The NAHB’s analysis of construction spending shows that total private residential construction spending in November 2017 rose to the highest level in 10 years, up 1 percent from October 2017 to $530.8 billion.
This growth is being linked to the NAHB’s latest assessments of builder confidence. At the end of 2017, builder confidence in the new single-family housing market increased five points to 74, the highest since July 1999. The association attributes the recent improvement to hopes of an eased regulatory environment for residential construction firms.
Private nonresidential construction spending between October and November 2017 increased 0.9 percent to a seasonally adjusted annual rate of $433 billion. However, private nonresidential construction spending dropped 3.1 percent from 2016 to 2017.

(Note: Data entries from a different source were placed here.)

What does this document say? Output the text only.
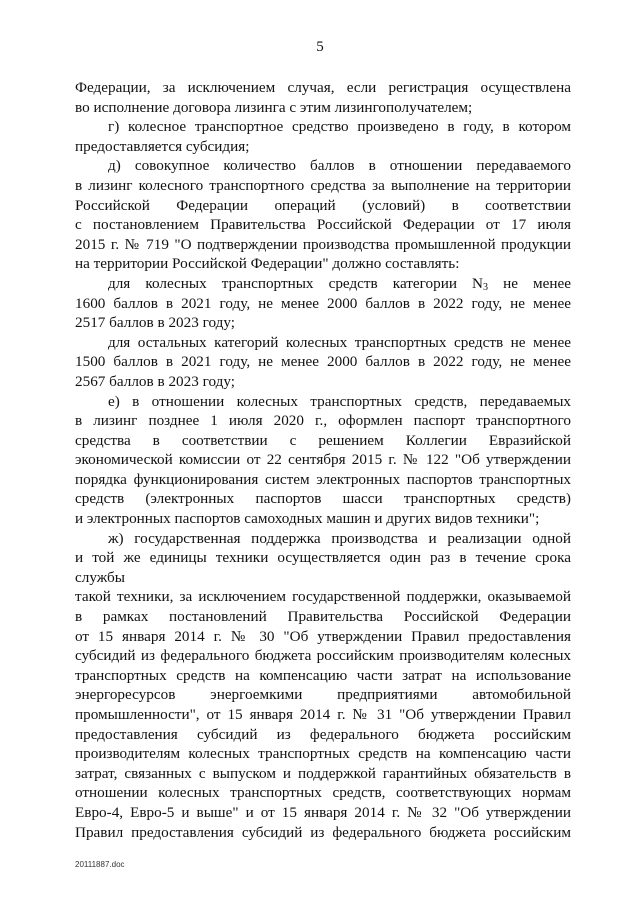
5

Федерации, за исключением случая, если регистрация осуществлена

во исполнение договора лизинга с этим лизингополучателем;

г) колесное транспортное средство произведено в году, в котором

предоставляется субсидия;

д) совокупное количество баллов в отношении передаваемого

в лизинг колесного транспортного средства за выполнение на территории

Российской Федерации операций (условий) в соответствии

с постановлением Правительства Российской Федерации от 17 июля

2015 г. № 719 "О подтверждении производства промышленной продукции

на территории Российской Федерации" должно составлять:

для колесных транспортных средств категории $N_3$ не менее

1600 баллов в 2021 году, не менее 2000 баллов в 2022 году, не менее

2517 баллов в 2023 году;

для остальных категорий колесных транспортных средств не менее

1500 баллов в 2021 году, не менее 2000 баллов в 2022 году, не менее

2567 баллов в 2023 году;

е) в отношении колесных транспортных средств, передаваемых

в лизинг позднее 1 июля 2020 г., оформлен паспорт транспортного

средства в соответствии с решением Коллегии Евразийской

экономической комиссии от 22 сентября 2015 г. № 122 "Об утверждении

порядка функционирования систем электронных паспортов транспортных

средств (электронных паспортов шасси транспортных средств)

и электронных паспортов самоходных машин и других видов техники";

ж) государственная поддержка производства и реализации одной

и той же единицы техники осуществляется один раз в течение срока службы

такой техники, за исключением государственной поддержки, оказываемой

в рамках постановлений Правительства Российской Федерации

от 15 января 2014 г. № 30 "Об утверждении Правил предоставления

субсидий из федерального бюджета российским производителям колесных

транспортных средств на компенсацию части затрат на использование

энергоресурсов энергоемкими предприятиями автомобильной

промышленности", от 15 января 2014 г. № 31 "Об утверждении Правил

предоставления субсидий из федерального бюджета российским

производителям колесных транспортных средств на компенсацию части

затрат, связанных с выпуском и поддержкой гарантийных обязательств в

отношении колесных транспортных средств, соответствующих нормам

Евро-4, Евро-5 и выше" и от 15 января 2014 г. № 32 "Об утверждении

Правил предоставления субсидий из федерального бюджета российским

20111887.doc
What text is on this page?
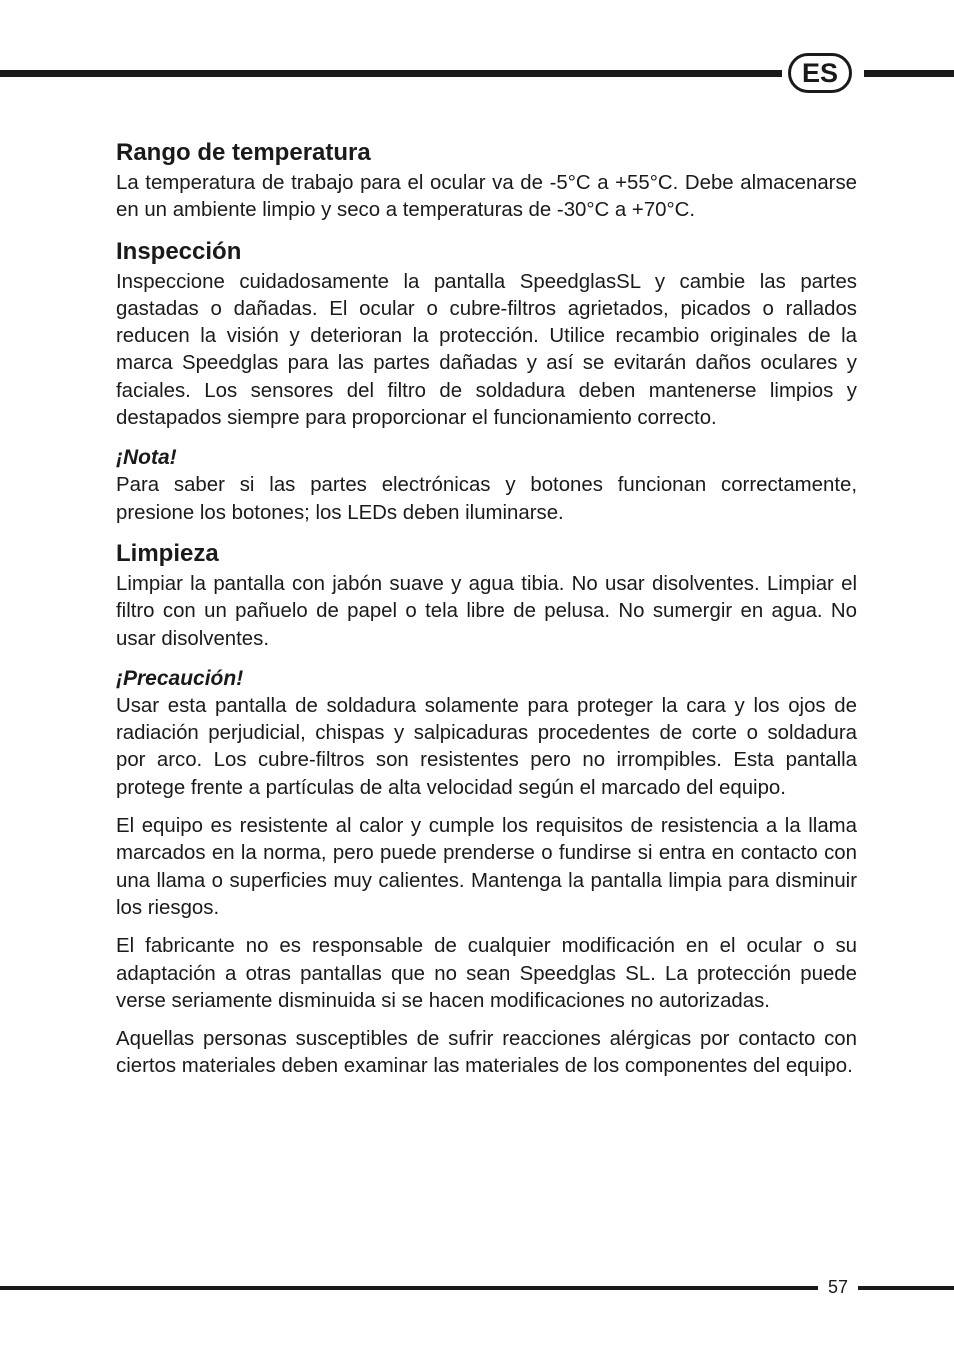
ES
Rango de temperatura

La temperatura de trabajo para el ocular va de -5°C a +55°C. Debe almacenarse en un ambiente limpio y seco a temperaturas de -30°C a +70°C.

Inspección

Inspeccione cuidadosamente la pantalla SpeedglasSL y cambie las partes gastadas o dañadas. El ocular o cubre-filtros agrietados, picados o rallados reducen la visión y deterioran la protección. Utilice recambio originales de la marca Speedglas para las partes dañadas y así se evitarán daños oculares y faciales. Los sensores del filtro de soldadura deben mantenerse limpios y destapados siempre para proporcionar el funcionamiento correcto.

¡Nota!

Para saber si las partes electrónicas y botones funcionan correctamente, presione los botones; los LEDs deben iluminarse.

Limpieza

Limpiar la pantalla con jabón suave y agua tibia. No usar disolventes. Limpiar el filtro con un pañuelo de papel o tela libre de pelusa. No sumergir en agua. No usar disolventes.

¡Precaución!

Usar esta pantalla de soldadura solamente para proteger la cara y los ojos de radiación perjudicial, chispas y salpicaduras procedentes de corte o soldadura por arco. Los cubre-filtros son resistentes pero no irrompibles. Esta pantalla protege frente a partículas de alta velocidad según el marcado del equipo.

El equipo es resistente al calor y cumple los requisitos de resistencia a la llama marcados en la norma, pero puede prenderse o fundirse si entra en contacto con una llama o superficies muy calientes. Mantenga la pantalla limpia para disminuir los riesgos.

El fabricante no es responsable de cualquier modificación en el ocular o su adaptación a otras pantallas que no sean Speedglas SL. La protección puede verse seriamente disminuida si se hacen modificaciones no autorizadas.

Aquellas personas susceptibles de sufrir reacciones alérgicas por contacto con ciertos materiales deben examinar las materiales de los componentes del equipo.

57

In January 2018, the Joint Center for Housing Studies of Harvard University released new data on remodeling activity in the U.S. In a conclusion similar to the NAHB’s, the Joint Center cited steady growth in single-family construction and in home improvement spending over the course of the last 10 years.
“Steady gains in the broader economy, and in home sales and prices, are supporting growing demand for home improvements,” Chris Herbert, managing director of the Joint Center, said in a statement. Herbert added that the remodeling market’s rise is expected to continue due in large part to restoration projects in California, Florida, Texas, and other regions of the country hit by record-setting natural disasters in 2017.
Abbe Will, research associate in the Remodeling Futures Program at the Joint Center, acknowledged in a statement that low for-sale housing inventory and the critical construction industry labor shortage still pose challenges, but said that, even so, 2018 may see the sharpest gains for home remodeling in over a decade. “Annual growth rates have not exceeded 6.8 percent since early 2007, before the Great Recession hit,” Will noted.